Myth 10: Reading difficulties disappear with age.

FACT: Not if it’s dyslexia. Dyslexia is a lifelong condition. Dyslexic children become dyslexic adults. If they are identified and given the right kind of help early, dyslexics can learn to compensate for their learning difficulty and read accurately. Even so, they may continue to read slowly and not automatically.

Myth 11: Repeating a school grade can remove dyslexia.

FACT: Dyslexics learn in a different way. Specialist teaching is necessary to learn to overcome dyslexia and cope in mainstream school.

Myth 12: The way to help a dyslexic child to read is to force him or her to read at least 20 minutes a day.

FACT: It is necessary to make reading easy and fun so the dyslexic child learns. The DAS uses multi-sensory techniques like the Orton-Gillingham approach, spelling method to help the child read and write better.

Myth 13: Dyslexia only affects children who speak English.

FACT: In fact, dyslexia has been shown to affect native Dutch, Israeli and Portuguese speakers as well as speakers of other languages. Dyslexia primarily affects the processing of speech sounds, otherwise known as phonological awareness. Dyslexia is also known to affect languages that are orthographically-based like Chinese.

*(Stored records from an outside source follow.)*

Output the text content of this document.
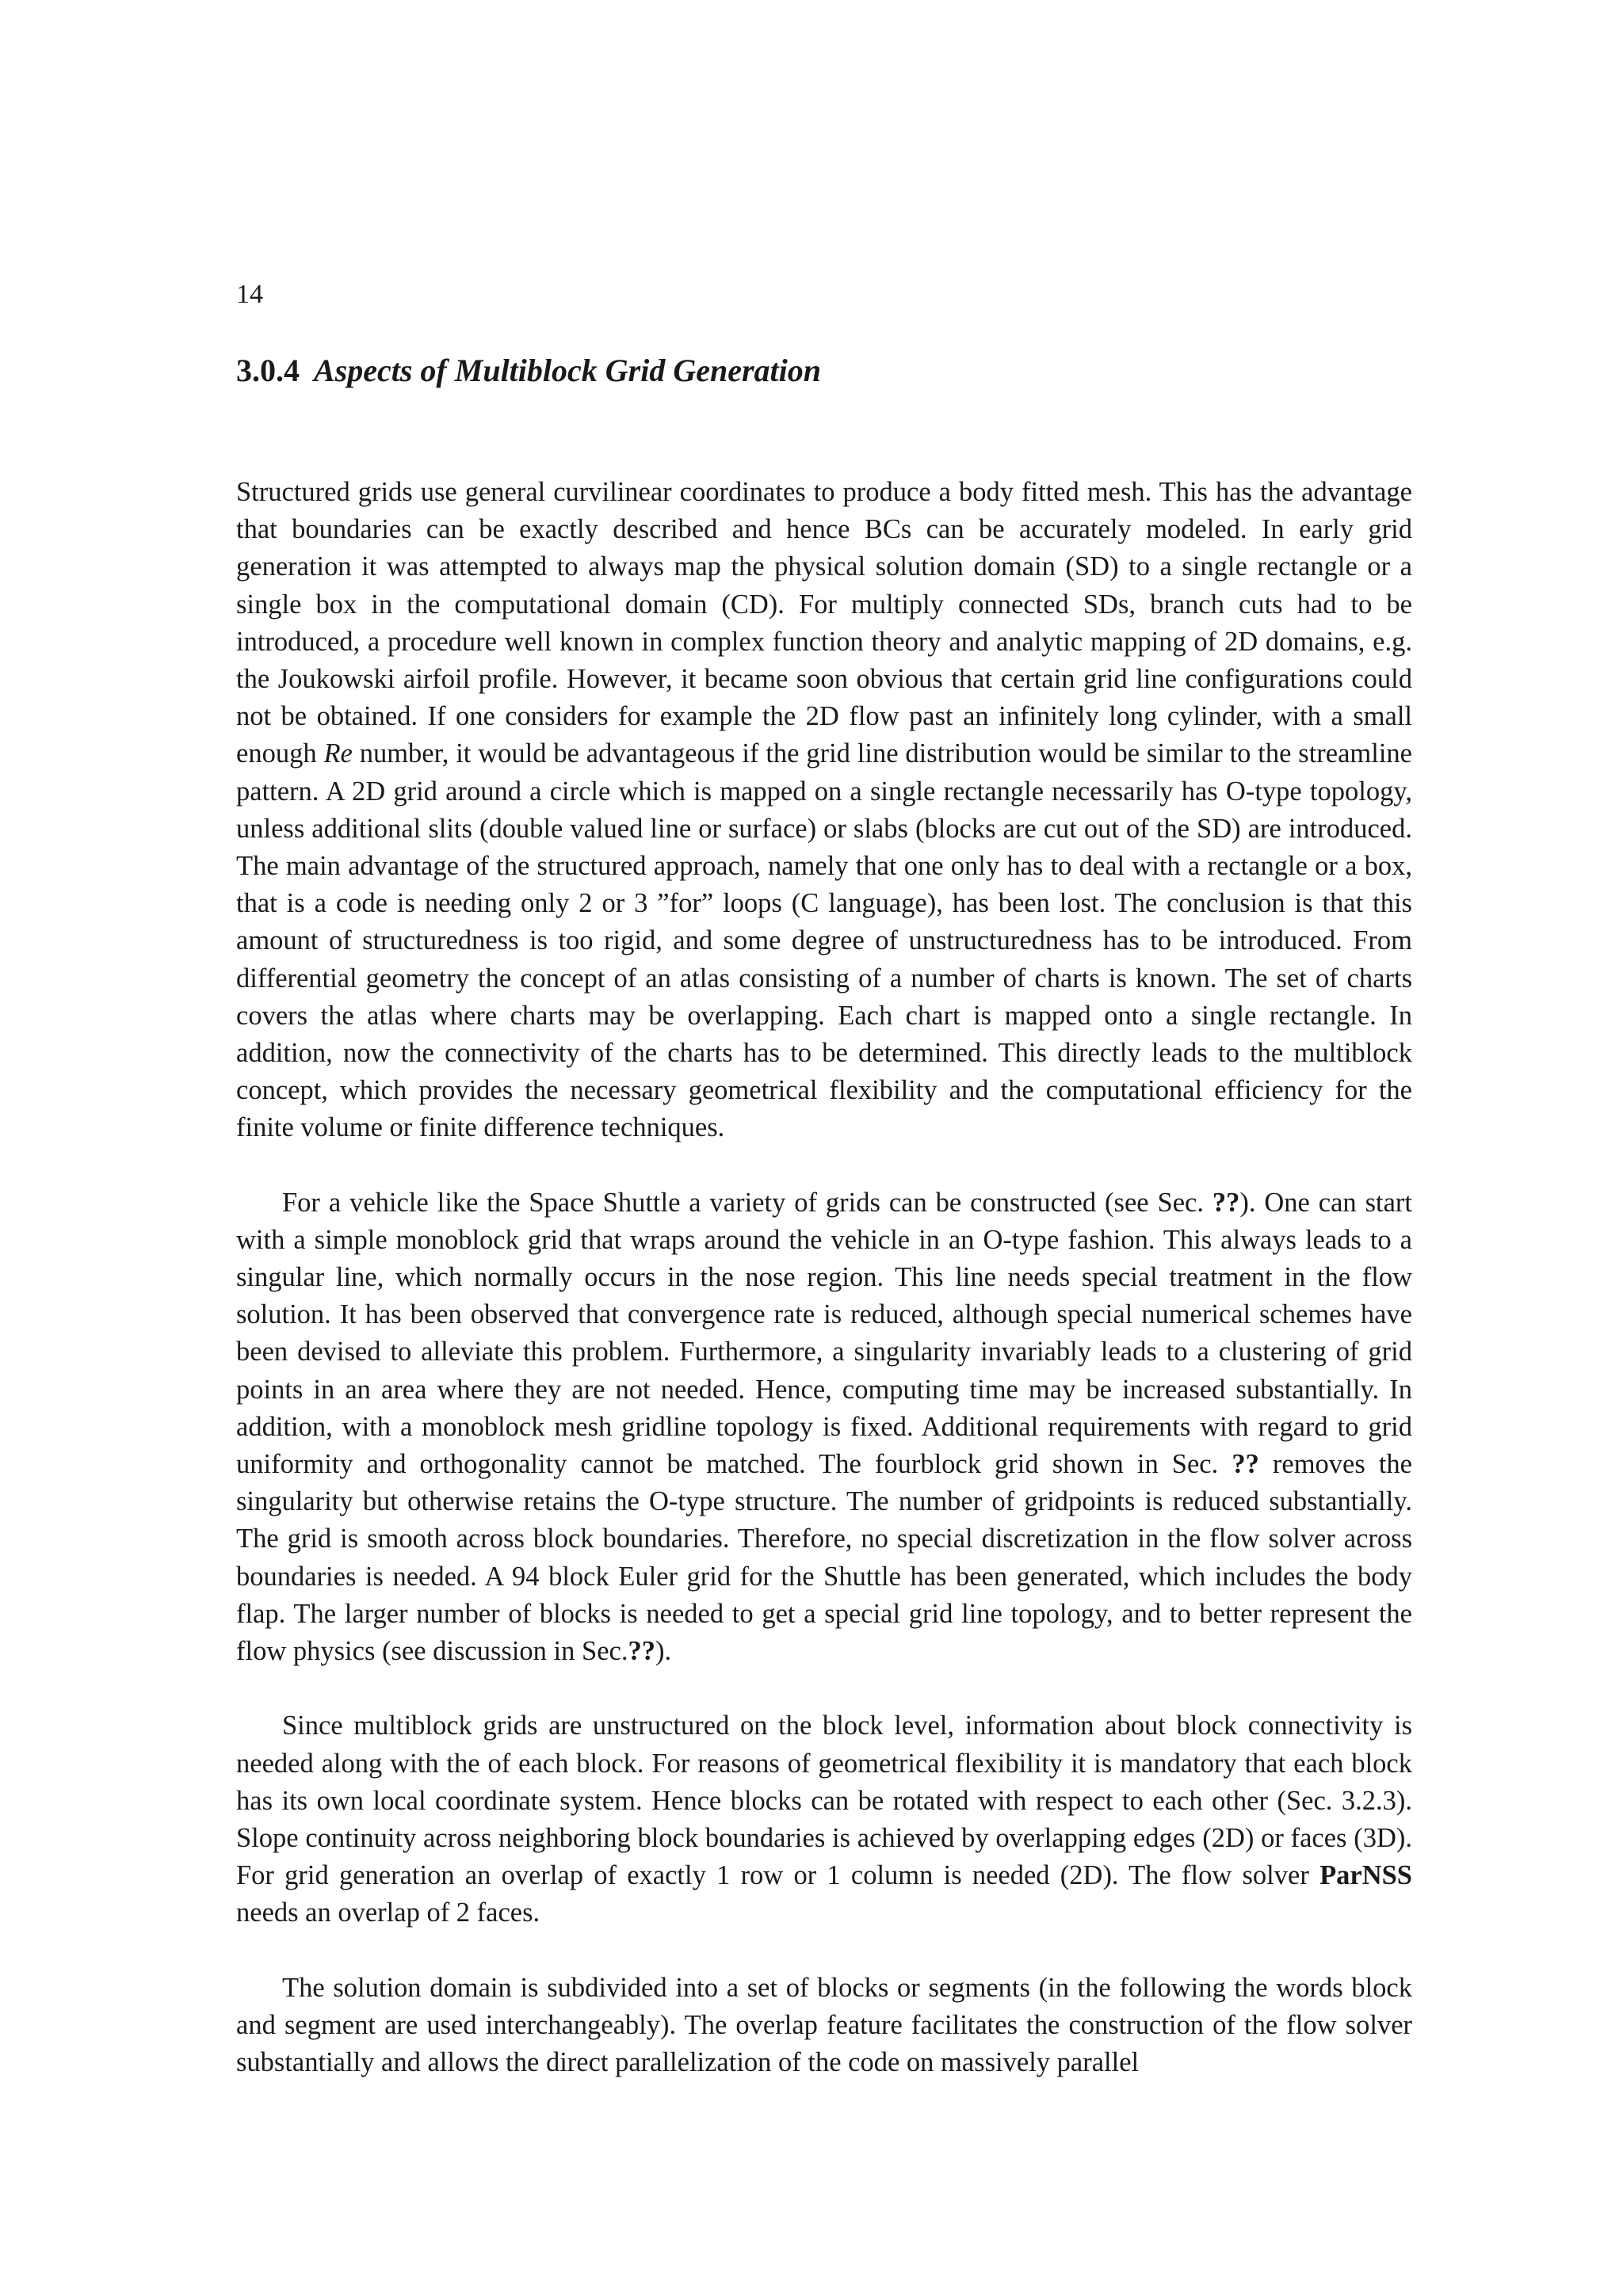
14
3.0.4 Aspects of Multiblock Grid Generation

Structured grids use general curvilinear coordinates to produce a body fitted mesh. This has the advantage that boundaries can be exactly described and hence BCs can be accurately modeled. In early grid generation it was attempted to always map the physical solution domain (SD) to a single rectangle or a single box in the computational domain (CD). For multiply connected SDs, branch cuts had to be introduced, a procedure well known in complex function theory and analytic mapping of 2D domains, e.g. the Joukowski airfoil profile. However, it became soon obvious that certain grid line configurations could not be obtained. If one considers for example the 2D flow past an infinitely long cylinder, with a small enough Re number, it would be advantageous if the grid line distribution would be similar to the streamline pattern. A 2D grid around a circle which is mapped on a single rectangle necessarily has O-type topology, unless additional slits (double valued line or surface) or slabs (blocks are cut out of the SD) are introduced. The main advantage of the structured approach, namely that one only has to deal with a rectangle or a box, that is a code is needing only 2 or 3 ”for” loops (C language), has been lost. The conclusion is that this amount of structuredness is too rigid, and some degree of unstructuredness has to be introduced. From differential geometry the concept of an atlas consisting of a number of charts is known. The set of charts covers the atlas where charts may be overlapping. Each chart is mapped onto a single rectangle. In addition, now the connectivity of the charts has to be determined. This directly leads to the multiblock concept, which provides the necessary geometrical flexibility and the computational efficiency for the finite volume or finite difference techniques.

For a vehicle like the Space Shuttle a variety of grids can be constructed (see Sec. ??). One can start with a simple monoblock grid that wraps around the vehicle in an O-type fashion. This always leads to a singular line, which normally occurs in the nose region. This line needs special treatment in the flow solution. It has been observed that convergence rate is reduced, although special numerical schemes have been devised to alleviate this problem. Furthermore, a singularity invariably leads to a clustering of grid points in an area where they are not needed. Hence, computing time may be increased substantially. In addition, with a monoblock mesh gridline topology is fixed. Additional requirements with regard to grid uniformity and orthogonality cannot be matched. The fourblock grid shown in Sec. ?? removes the singularity but otherwise retains the O-type structure. The number of gridpoints is reduced substantially. The grid is smooth across block boundaries. Therefore, no special discretization in the flow solver across boundaries is needed. A 94 block Euler grid for the Shuttle has been generated, which includes the body flap. The larger number of blocks is needed to get a special grid line topology, and to better represent the flow physics (see discussion in Sec.??).

Since multiblock grids are unstructured on the block level, information about block connectivity is needed along with the of each block. For reasons of geometrical flexibility it is mandatory that each block has its own local coordinate system. Hence blocks can be rotated with respect to each other (Sec. 3.2.3). Slope continuity across neighboring block boundaries is achieved by overlapping edges (2D) or faces (3D). For grid generation an overlap of exactly 1 row or 1 column is needed (2D). The flow solver ParNSS needs an overlap of 2 faces.

The solution domain is subdivided into a set of blocks or segments (in the following the words block and segment are used interchangeably). The overlap feature facilitates the construction of the flow solver substantially and allows the direct parallelization of the code on massively parallel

Myth 14: Dyslexia cannot be identified until a child is 8 to 11 years old.

FACT: Research suggests children at risk of developing reading, spelling and writing difficulties can be identified at 5 to 6 years of age. In fact, there are validated instruments which allow us to do so. It is also important to identify them early so that appropriate help can be given before they start failing in school.

Myth 15: There is no way to truly diagnose dyslexia.

FACT: There are highly sophisticated and well-recognized techniques to diagnose dyslexia. A qualified educational psychologist will be able to diagnose dyslexia through a series of assessments with the child.

Myth 16: Dyslexics will not succeed in life.

FACT: A great majority of dyslexics have succeeded in life in their own respect. Some famous and accomplished dyslexics include Albert Einstein, MM Lee Kuan Yew, Richard Branson and Tom Cruise to name a few.